First, the escalator at Macy’s wasn’t working last week, so along with the other customers, I was walking down. Standing on the bottom step — as some sort of safety measure, I suppose — was a woman, an employee of the store. Between her feet was a shoe, so that she looked as if she had three feet. When I reached the bottom, I said to her, “You look like you have three feet.” She gave a polite, uncomfortable laugh, perhaps to acknowledge the obvious, or perhaps to humor someone who had just said something absurd. I walked on, pondering the mystery of the three-shoed woman.

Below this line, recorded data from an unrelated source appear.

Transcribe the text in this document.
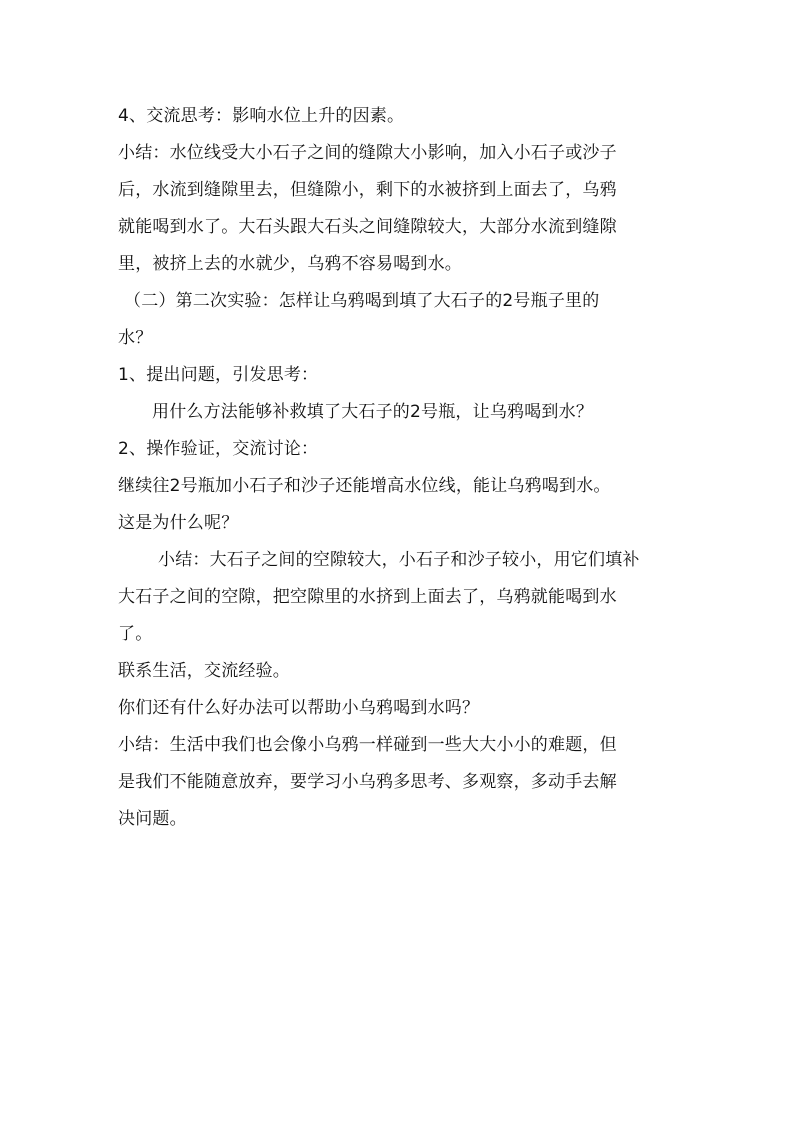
4、交流思考：影响水位上升的因素。
小结：水位线受大小石子之间的缝隙大小影响，加入小石子或沙子
后，水流到缝隙里去，但缝隙小，剩下的水被挤到上面去了，乌鸦
就能喝到水了。大石头跟大石头之间缝隙较大，大部分水流到缝隙
里，被挤上去的水就少，乌鸦不容易喝到水。
（二）第二次实验：怎样让乌鸦喝到填了大石子的2号瓶子里的
水？
1、提出问题，引发思考：
用什么方法能够补救填了大石子的2号瓶，让乌鸦喝到水？
2、操作验证，交流讨论：
继续往2号瓶加小石子和沙子还能增高水位线，能让乌鸦喝到水。
这是为什么呢？
小结：大石子之间的空隙较大，小石子和沙子较小，用它们填补
大石子之间的空隙，把空隙里的水挤到上面去了，乌鸦就能喝到水
了。
联系生活，交流经验。
你们还有什么好办法可以帮助小乌鸦喝到水吗？
小结：生活中我们也会像小乌鸦一样碰到一些大大小小的难题，但
是我们不能随意放弃，要学习小乌鸦多思考、多观察，多动手去解
决问题。
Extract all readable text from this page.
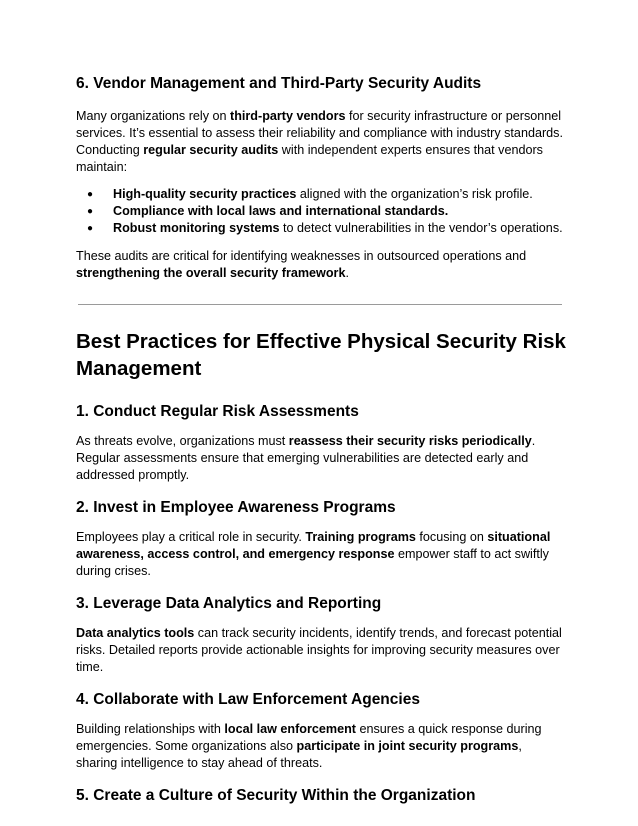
6. Vendor Management and Third-Party Security Audits

Many organizations rely on third-party vendors for security infrastructure or personnel services. It’s essential to assess their reliability and compliance with industry standards. Conducting regular security audits with independent experts ensures that vendors maintain:

● High-quality security practices aligned with the organization’s risk profile.
● Compliance with local laws and international standards.
● Robust monitoring systems to detect vulnerabilities in the vendor’s operations.

These audits are critical for identifying weaknesses in outsourced operations and strengthening the overall security framework.

Best Practices for Effective Physical Security Risk Management
1. Conduct Regular Risk Assessments

As threats evolve, organizations must reassess their security risks periodically. Regular assessments ensure that emerging vulnerabilities are detected early and addressed promptly.

2. Invest in Employee Awareness Programs

Employees play a critical role in security. Training programs focusing on situational awareness, access control, and emergency response empower staff to act swiftly during crises.

3. Leverage Data Analytics and Reporting

Data analytics tools can track security incidents, identify trends, and forecast potential risks. Detailed reports provide actionable insights for improving security measures over time.

4. Collaborate with Law Enforcement Agencies

Building relationships with local law enforcement ensures a quick response during emergencies. Some organizations also participate in joint security programs, sharing intelligence to stay ahead of threats.

5. Create a Culture of Security Within the Organization
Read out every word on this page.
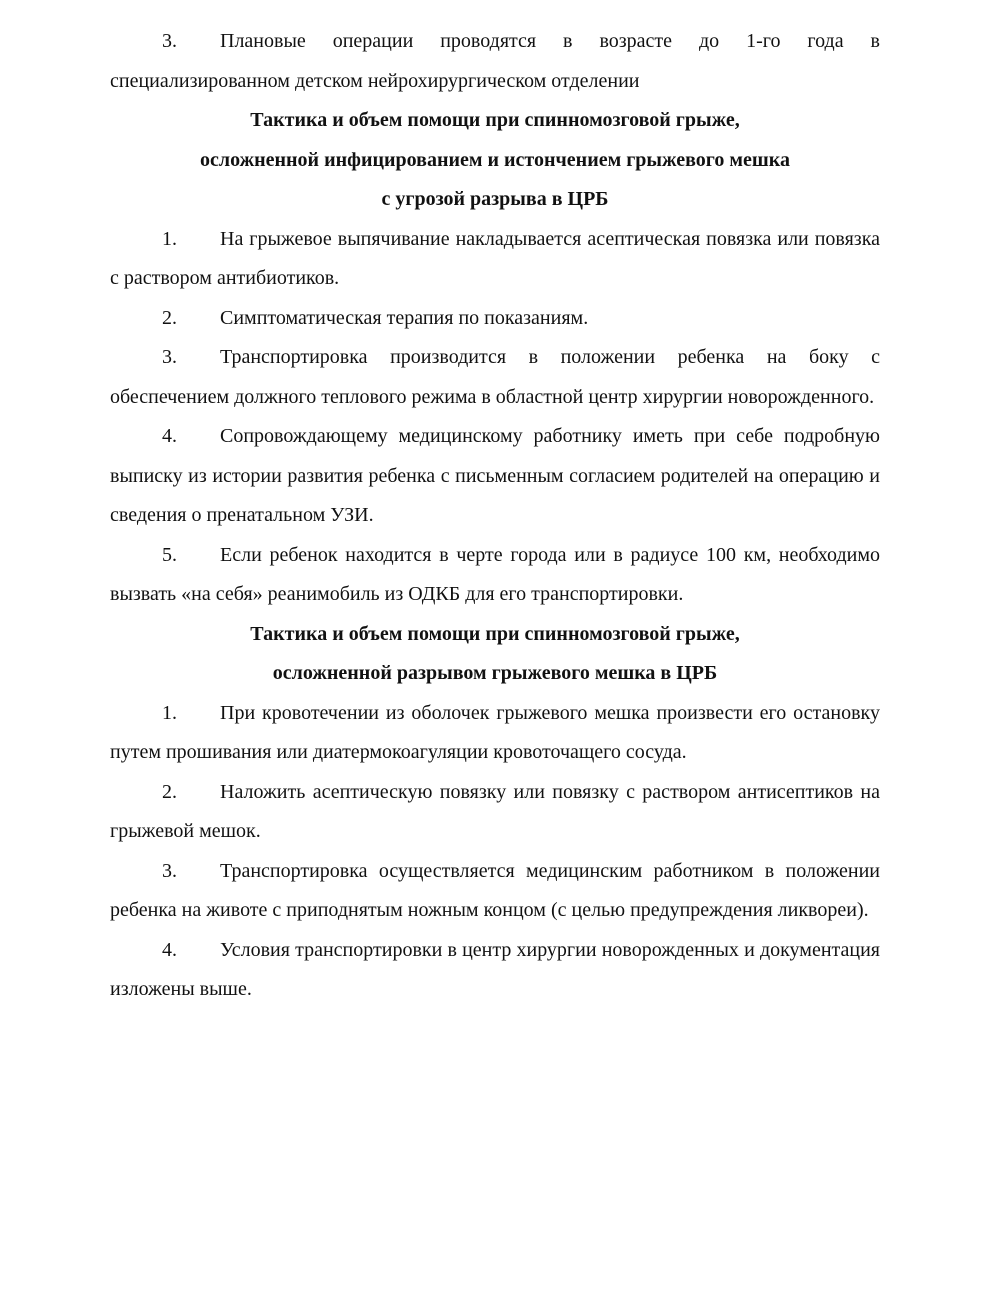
3. Плановые операции проводятся в возрасте до 1-го года в специализированном детском нейрохирургическом отделении

Тактика и объем помощи при спинномозговой грыже,
осложненной инфицированием и истончением грыжевого мешка
с угрозой разрыва в ЦРБ

1. На грыжевое выпячивание накладывается асептическая повязка или повязка с раствором антибиотиков.

2. Симптоматическая терапия по показаниям.

3. Транспортировка производится в положении ребенка на боку с обеспечением должного теплового режима в областной центр хирургии новорожденного.

4. Сопровождающему медицинскому работнику иметь при себе подробную выписку из истории развития ребенка с письменным согласием родителей на операцию и сведения о пренатальном УЗИ.

5. Если ребенок находится в черте города или в радиусе 100 км, необходимо вызвать «на себя» реанимобиль из ОДКБ для его транспортировки.

Тактика и объем помощи при спинномозговой грыже,
осложненной разрывом грыжевого мешка в ЦРБ

1. При кровотечении из оболочек грыжевого мешка произвести его остановку путем прошивания или диатермокоагуляции кровоточащего сосуда.

2. Наложить асептическую повязку или повязку с раствором антисептиков на грыжевой мешок.

3. Транспортировка осуществляется медицинским работником в положении ребенка на животе с приподнятым ножным концом (с целью предупреждения ликвореи).

4. Условия транспортировки в центр хирургии новорожденных и документация изложены выше.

Second, while I was in Florida visiting my father, I took a walk to the pond. A bird hopped down beside me and began following me — a rather nondescript bird, a little larger than a mockingbird, with dark wings, a brown breast, and a beak which looked very sharp. He hopped alongside me, and then his family joined him. Soon he flew up to a branch, but he continued to follow me, flying from low branch to low branch. I asked him if he had anything to tell me, but if he did, I didn’t hear it. My dad, who is very practical, commented later that someone had probably been feeding him, but I couldn’t help but wonder. After all, this was not a pigeon, a seagull, or even a sparrow: that is, not the kind of bird I usually associate with begging for food.

A woman with three feet and a bird hopping along beside me are probably not mysteries of the caliber of a burning bush. However, I can’t help but feel that if we don’t pause and take off our shoes before these small mysteries, we may miss the large ones.